On vacation you are traveling from New York
to California. What do you think will be true
about the flight times?
Flying west to east is (CA to NY)…
A) Slower than flying east to west
B) Faster than flying east to west
C) The same as flying east to west
If you answered B, congratulations! Flying west
to east generally takes less time than flying east
to west.
Why?
Because of
the jet stream.
Actually, there
are several jet
streams that encircle the earth: two near the equator and one
each near the Earth’s polar regions. Jet streams occur where
different air temperatures meet.
The difference in air pressure creates a body of fast-flowing
air that we call a jet stream. Due to the direction of the earth’s
spin and the fact the colder air lies to the north and warmer air
to the south, the stream flows from west to east.
Wind speeds are typically 100-150 mph during summer and
can increase to 300 mph during winter.
Questions:
1) How long would it take to fly from New
York to California (3000 miles) if you traveled
at 500 mph.
2) How long would it take to fly from
California to New York (3000 miles) if you
traveled at 600 mph.
3) Write a general equation to determine travel
time given distance and speed.
rational application - bike ride
Name_______________________________
Mr. Haas rides back and forth on the same 10 mile long road three days in a row.
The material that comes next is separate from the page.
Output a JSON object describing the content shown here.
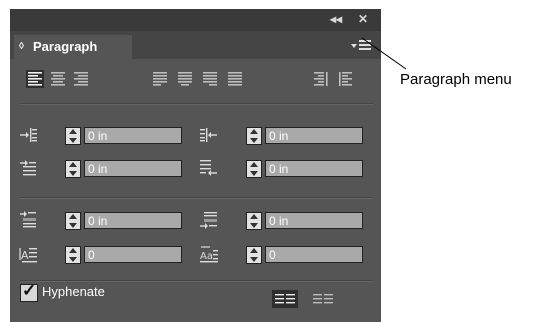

Distance = 10 miles each way
On the first day there is no wind and he is able to ride at a speed of 20 mph in each
direction. On the second day there is moderate wind making him ride 2 mph faster (22
mph) in one direction and 2 mph slower (18 mph) in the other. The third day is very
windy and his speed is 5 mph faster (25 mph) one way and 5 mph slower (15 mph) on the
return.
1) On which day do you think the trip is completed in the shortest time? Why?
2) Determine the total ride time for each of the days.
Day 1: No wind effect, Day 2: Moderate wind effect, Day 3: Large wind effect
3) Determine a general equation for ride time as a function of wind effect.
4) Sketch the graph this function. Show asymptotes.
5) What is the domain of this function in the context of this problem? Explain why?
6) In terms of travel time and speed, explain the meaning of the vertical asymptote.